Are Canadian urology residency programs fulfilling the Royal College expectations?: A survey of graduated chief residents
Keywords:Chief residents, urology, Royal College, training, residency
Introduction: We assess outgoing Canadian urology chief residents’ well-being, their satisfaction with their surgical training, and their proficiency in surgical procedures throughout their residency program.
Methods: In 2012 an anonymous survey was sent by email to all 29 graduated urology chief residents across Canada. The survey included a list of all urologic surgical procedures listed by the Royal College of Physicians and Surgeons of Canada (RCPSC). According to the A/B/C classification used to assess competence in these procedures (A most competent, C least competent), we asked chief residents to self-classify their competence with regards to each procedure and we compared the final results to the current RCPSC classification.
Results: The overall response rate among chief residents surveyed was 97%. An overwhelming majority (96.4%) of residents agreed that the residency program has affected their overall well-being, as well as their relationships with their families and/or partners (67.8%). Overall, 85.7% agreed that research was an integral part of the residency program and 78.6% have enrolled in a fellowship program post-graduation. Respondents believed that they have received the least adequate training in robotic surgery (89.3%), followed by female urology (67.8%), andrology/sexual medicine/infertility (67.8%), and reconstructive urology (61.4%). Interestingly, in several of the 42 surgical procedures classified as category A by the RCPSC, a significant percentage of residents felt that their proficiency was not category A, including repair of urinary fistulae (82.1%), pediatric indirect hernia repair and meatal repair for glanular hypospadias (67.9%), open pyeloplasty (64.3%), anteriorpelvic exenteration (61.6%), open varicocelectomy (60.7%) and radical cystoprostatectomy (33.3%). Furthermore, all respondents (100%) believed they were deficient in at least 1 of the 42 category A procedures, while 53.6 % believed they were deficient in at least 10 of the 42 procedures.

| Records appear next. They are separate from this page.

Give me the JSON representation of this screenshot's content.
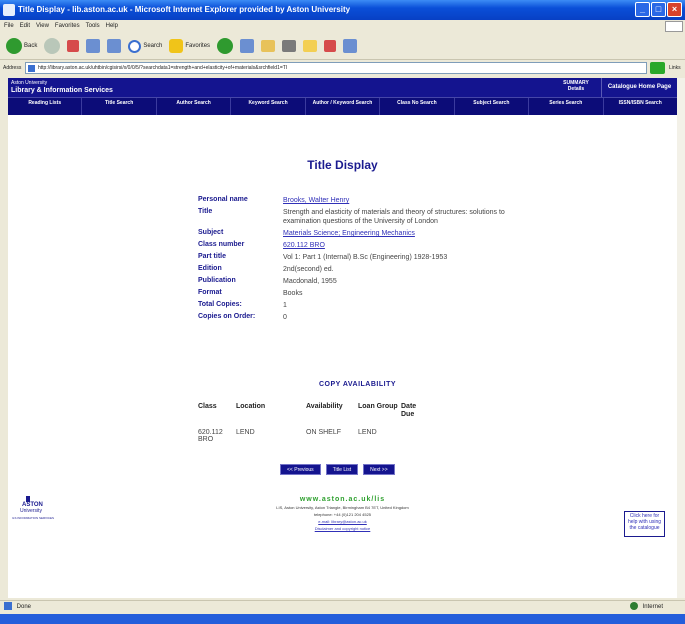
{
  "window": {
    "title": "Title Display - lib.aston.ac.uk - Microsoft Internet Explorer provided by Aston University"
  },
  "menu": [
    "File",
    "Edit",
    "View",
    "Favorites",
    "Tools",
    "Help"
  ],
  "toolbar": {
    "back_label": "Back",
    "search_label": "Search",
    "favorites_label": "Favorites"
  },
  "address": {
    "label": "Address",
    "value": "http://library.aston.ac.uk/uhtbin/cgisirsi/x/0/0/5/?searchdata1=strength+and+elasticity+of+materials&srchfield1=TI",
    "links_label": "Links"
  },
  "library": {
    "university": "Aston University",
    "service": "Library & Information Services",
    "summary_label": "SUMMARY Details",
    "catalogue_home": "Catalogue Home Page",
    "nav": [
      "Reading Lists",
      "Title Search",
      "Author Search",
      "Keyword Search",
      "Author / Keyword Search",
      "Class No Search",
      "Subject Search",
      "Series Search",
      "ISSN/ISBN Search"
    ]
  },
  "page": {
    "title": "Title Display"
  },
  "record": [
    {
      "label": "Personal name",
      "value": "Brooks, Walter Henry",
      "link": true
    },
    {
      "label": "Title",
      "value": "Strength and elasticity of materials and theory of structures: solutions to examination questions of the University of London",
      "link": false
    },
    {
      "label": "Subject",
      "value": "Materials Science; Engineering Mechanics",
      "link": true
    },
    {
      "label": "Class number",
      "value": "620.112 BRO",
      "link": true
    },
    {
      "label": "Part title",
      "value": "Vol 1: Part 1 (Internal) B.Sc (Engineering) 1928-1953",
      "link": false
    },
    {
      "label": "Edition",
      "value": "2nd(second) ed.",
      "link": false
    },
    {
      "label": "Publication",
      "value": "Macdonald, 1955",
      "link": false
    },
    {
      "label": "Format",
      "value": "Books",
      "link": false
    },
    {
      "label": "Total Copies:",
      "value": "1",
      "link": false
    },
    {
      "label": "Copies on Order:",
      "value": "0",
      "link": false
    }
  ],
  "availability": {
    "title": "COPY AVAILABILITY",
    "headers": [
      "Class",
      "Location",
      "Availability",
      "Loan Group",
      "Date Due"
    ],
    "rows": [
      [
        "620.112 BRO",
        "LEND",
        "ON SHELF",
        "LEND",
        ""
      ]
    ]
  },
  "buttons": {
    "previous": "<< Previous",
    "new_list": "Title List",
    "next": "Next >>"
  },
  "footer": {
    "url": "www.aston.ac.uk/lis",
    "address": "LIS, Aston University, Aston Triangle, Birmingham B4 7ET, United Kingdom",
    "telephone": "telephone: +44 (0)121 204 4525",
    "email": "e-mail: library@aston.ac.uk",
    "disclaimer": "Disclaimer and copyright notice"
  },
  "aston_logo": {
    "name": "ASTON",
    "sub": "University",
    "tag": "ILS INFORMATION SERVICES"
  },
  "help": {
    "text": "Click here for help with using the catalogue"
  },
  "status": {
    "left": "Done",
    "zone": "Internet"
  }
}
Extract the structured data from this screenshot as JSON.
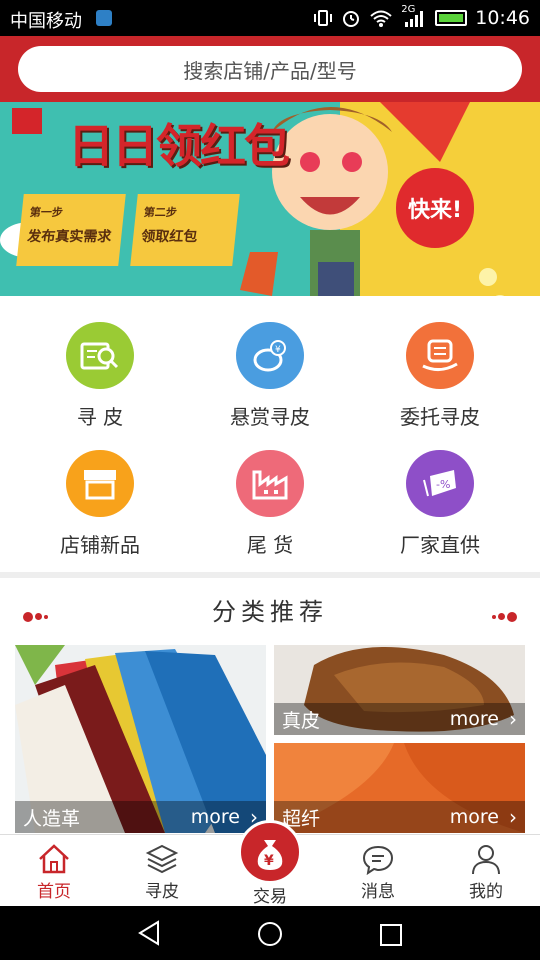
{
  "status_bar": {
    "carrier": "中国移动",
    "network_badge": "2G",
    "time": "10:46"
  },
  "search": {
    "placeholder": "搜索店铺/产品/型号"
  },
  "banner": {
    "title": "日日领红包",
    "step1_label": "第一步",
    "step1_text": "发布真实需求",
    "step2_label": "第二步",
    "step2_text": "领取红包",
    "callout": "快来!"
  },
  "grid": [
    {
      "label": "寻 皮",
      "icon": "search-document-icon",
      "color": "#9acb34"
    },
    {
      "label": "悬赏寻皮",
      "icon": "piggy-bank-icon",
      "color": "#4a9de0"
    },
    {
      "label": "委托寻皮",
      "icon": "hand-document-icon",
      "color": "#f2713a"
    },
    {
      "label": "店铺新品",
      "icon": "storefront-icon",
      "color": "#f8a21b"
    },
    {
      "label": "尾 货",
      "icon": "factory-icon",
      "color": "#ee6a79"
    },
    {
      "label": "厂家直供",
      "icon": "discount-tag-icon",
      "color": "#8e4fc8"
    }
  ],
  "section": {
    "title": "分类推荐"
  },
  "categories": [
    {
      "name": "人造革",
      "more": "more"
    },
    {
      "name": "真皮",
      "more": "more"
    },
    {
      "name": "超纤",
      "more": "more"
    }
  ],
  "bottom_nav": [
    {
      "label": "首页",
      "icon": "home-icon",
      "active": true
    },
    {
      "label": "寻皮",
      "icon": "layers-icon"
    },
    {
      "label": "交易",
      "icon": "money-bag-icon"
    },
    {
      "label": "消息",
      "icon": "chat-bubble-icon"
    },
    {
      "label": "我的",
      "icon": "user-icon"
    }
  ],
  "colors": {
    "brand_red": "#c8262a"
  }
}
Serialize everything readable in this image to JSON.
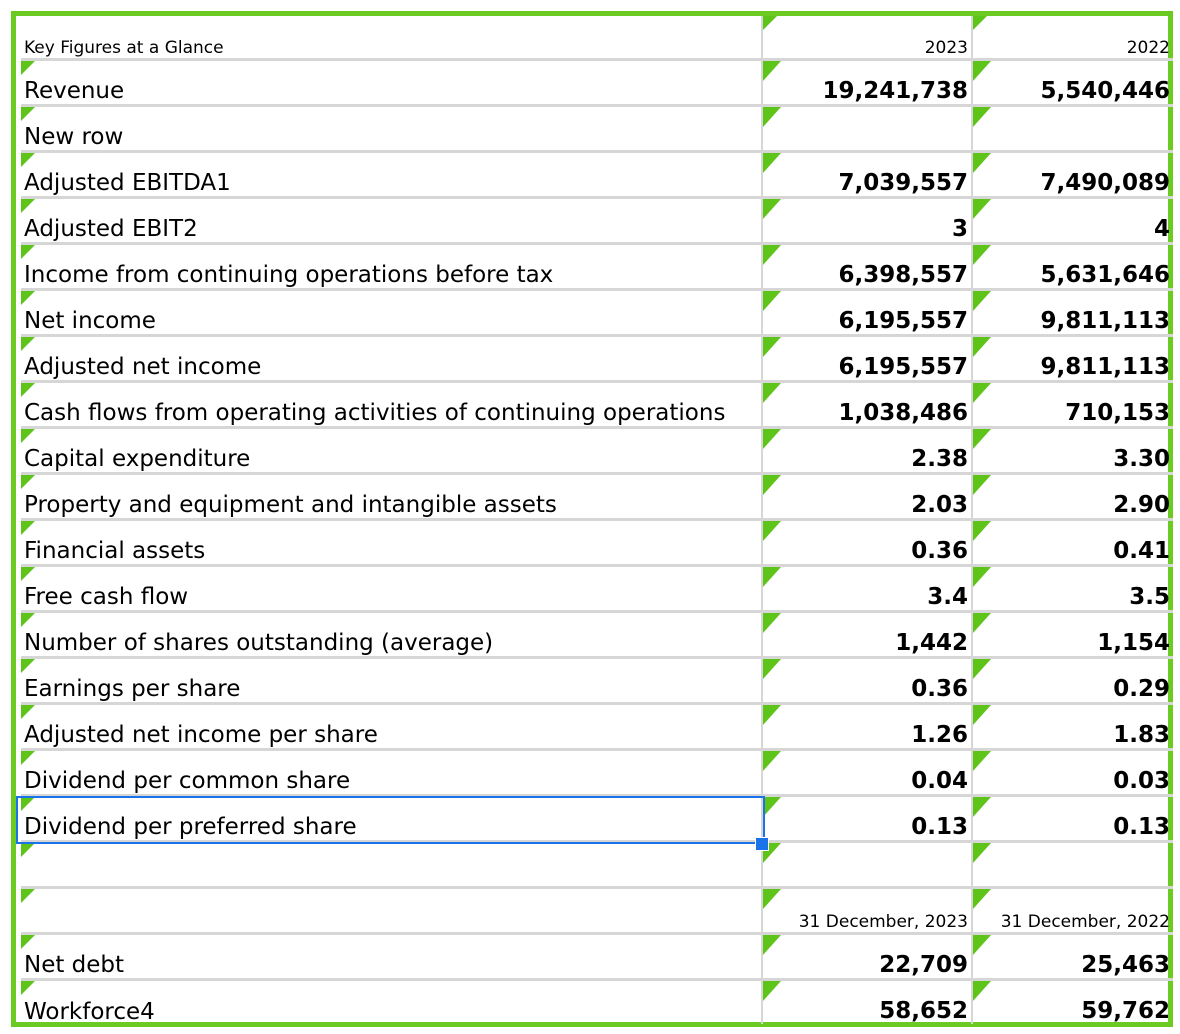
{
  "sheet": {
    "header": {
      "title": "Key Figures at a Glance",
      "col1": "2023",
      "col2": "2022"
    },
    "rows": [
      {
        "label": "Revenue",
        "v1": "19,241,738",
        "v2": "5,540,446"
      },
      {
        "label": "New row",
        "v1": "",
        "v2": ""
      },
      {
        "label": "Adjusted EBITDA1",
        "v1": "7,039,557",
        "v2": "7,490,089"
      },
      {
        "label": "Adjusted EBIT2",
        "v1": "3",
        "v2": "4"
      },
      {
        "label": "Income from continuing operations before tax",
        "v1": "6,398,557",
        "v2": "5,631,646"
      },
      {
        "label": "Net income",
        "v1": "6,195,557",
        "v2": "9,811,113"
      },
      {
        "label": "Adjusted net income",
        "v1": "6,195,557",
        "v2": "9,811,113"
      },
      {
        "label": "Cash flows from operating activities of continuing operations",
        "v1": "1,038,486",
        "v2": "710,153"
      },
      {
        "label": "Capital expenditure",
        "v1": "2.38",
        "v2": "3.30"
      },
      {
        "label": "Property and equipment and intangible assets",
        "v1": "2.03",
        "v2": "2.90"
      },
      {
        "label": "Financial assets",
        "v1": "0.36",
        "v2": "0.41"
      },
      {
        "label": "Free cash flow",
        "v1": "3.4",
        "v2": "3.5"
      },
      {
        "label": "Number of shares outstanding (average)",
        "v1": "1,442",
        "v2": "1,154"
      },
      {
        "label": "Earnings per share",
        "v1": "0.36",
        "v2": "0.29"
      },
      {
        "label": "Adjusted net income per share",
        "v1": "1.26",
        "v2": "1.83"
      },
      {
        "label": "Dividend per common share",
        "v1": "0.04",
        "v2": "0.03"
      },
      {
        "label": "Dividend per preferred share",
        "v1": "0.13",
        "v2": "0.13"
      }
    ],
    "subheader": {
      "col1": "31 December, 2023",
      "col2": "31 December, 2022"
    },
    "rows2": [
      {
        "label": "Net debt",
        "v1": "22,709",
        "v2": "25,463"
      },
      {
        "label": "Workforce4",
        "v1": "58,652",
        "v2": "59,762"
      }
    ]
  },
  "colors": {
    "frame": "#6ccb22",
    "marker": "#5fc41a",
    "selection": "#1a73e8",
    "gridline": "#d6d6d6"
  }
}
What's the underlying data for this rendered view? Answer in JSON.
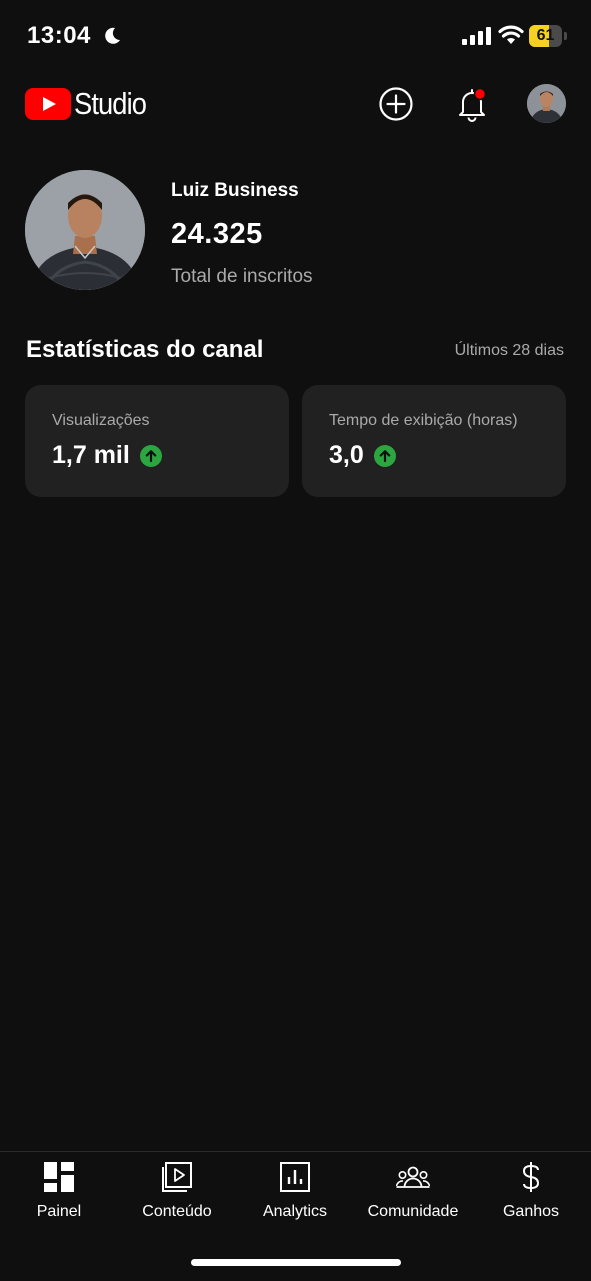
{
  "status_bar": {
    "time": "13:04",
    "battery_level": "61",
    "battery_fraction": 0.61,
    "icons": [
      "moon-icon",
      "signal-icon",
      "wifi-icon",
      "battery-icon"
    ]
  },
  "header": {
    "app_name": "Studio",
    "icons": [
      "youtube-logo-icon",
      "create-plus-icon",
      "bell-icon",
      "account-avatar"
    ],
    "colors": {
      "brand_red": "#ff0000",
      "notification_dot": "#ff0000"
    }
  },
  "channel": {
    "name": "Luiz Business",
    "subscriber_count": "24.325",
    "subscriber_label": "Total de inscritos"
  },
  "stats": {
    "heading": "Estatísticas do canal",
    "period": "Últimos 28 dias",
    "cards": [
      {
        "label": "Visualizações",
        "value": "1,7 mil",
        "trend": "up",
        "trend_icon": "arrow-up-icon"
      },
      {
        "label": "Tempo de exibição (horas)",
        "value": "3,0",
        "trend": "up",
        "trend_icon": "arrow-up-icon"
      }
    ],
    "colors": {
      "trend_up": "#2ba640",
      "card_bg": "#212121"
    }
  },
  "bottom_nav": {
    "items": [
      {
        "label": "Painel",
        "icon": "dashboard-icon"
      },
      {
        "label": "Conteúdo",
        "icon": "content-icon"
      },
      {
        "label": "Analytics",
        "icon": "analytics-icon"
      },
      {
        "label": "Comunidade",
        "icon": "community-icon"
      },
      {
        "label": "Ganhos",
        "icon": "earn-icon"
      }
    ]
  }
}
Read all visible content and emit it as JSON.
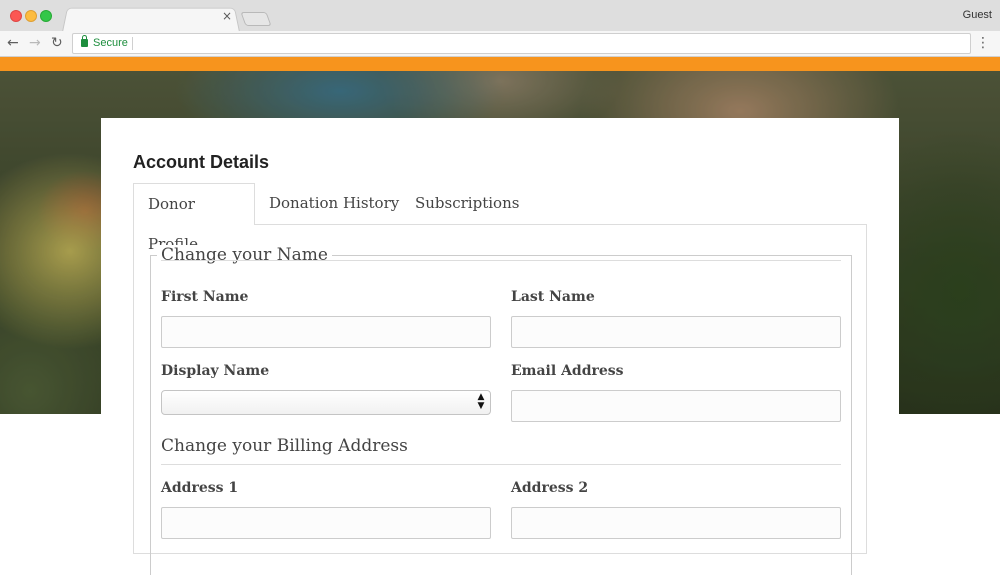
{
  "browser": {
    "profile_label": "Guest",
    "security_label": "Secure",
    "tab_close_glyph": "×",
    "nav": {
      "back_icon": "arrow-left-icon",
      "forward_icon": "arrow-right-icon",
      "reload_icon": "reload-icon",
      "menu_icon": "kebab-menu-icon"
    }
  },
  "colors": {
    "accent_bar": "#f7941d",
    "secure_green": "#1e8e3e"
  },
  "account": {
    "title": "Account Details",
    "tabs": [
      {
        "label": "Donor Profile",
        "active": true
      },
      {
        "label": "Donation History",
        "active": false
      },
      {
        "label": "Subscriptions",
        "active": false
      }
    ],
    "name_section": {
      "legend": "Change your Name",
      "first_name_label": "First Name",
      "first_name_value": "",
      "last_name_label": "Last Name",
      "last_name_value": "",
      "display_name_label": "Display Name",
      "display_name_value": "",
      "email_label": "Email Address",
      "email_value": ""
    },
    "billing_section": {
      "title": "Change your Billing Address",
      "address1_label": "Address 1",
      "address2_label": "Address 2"
    }
  }
}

Conclusions: Most residents agree that their residency program has affected their overall well-being as well as their relationships with their families and/or partners. There is also a clear deficiency in what outgoing residents perceive they have achieved and what the RCPSC mandates. Future work should concentrate on addressing this discrepancy to assure that training and RCPSC expectations are better aligned.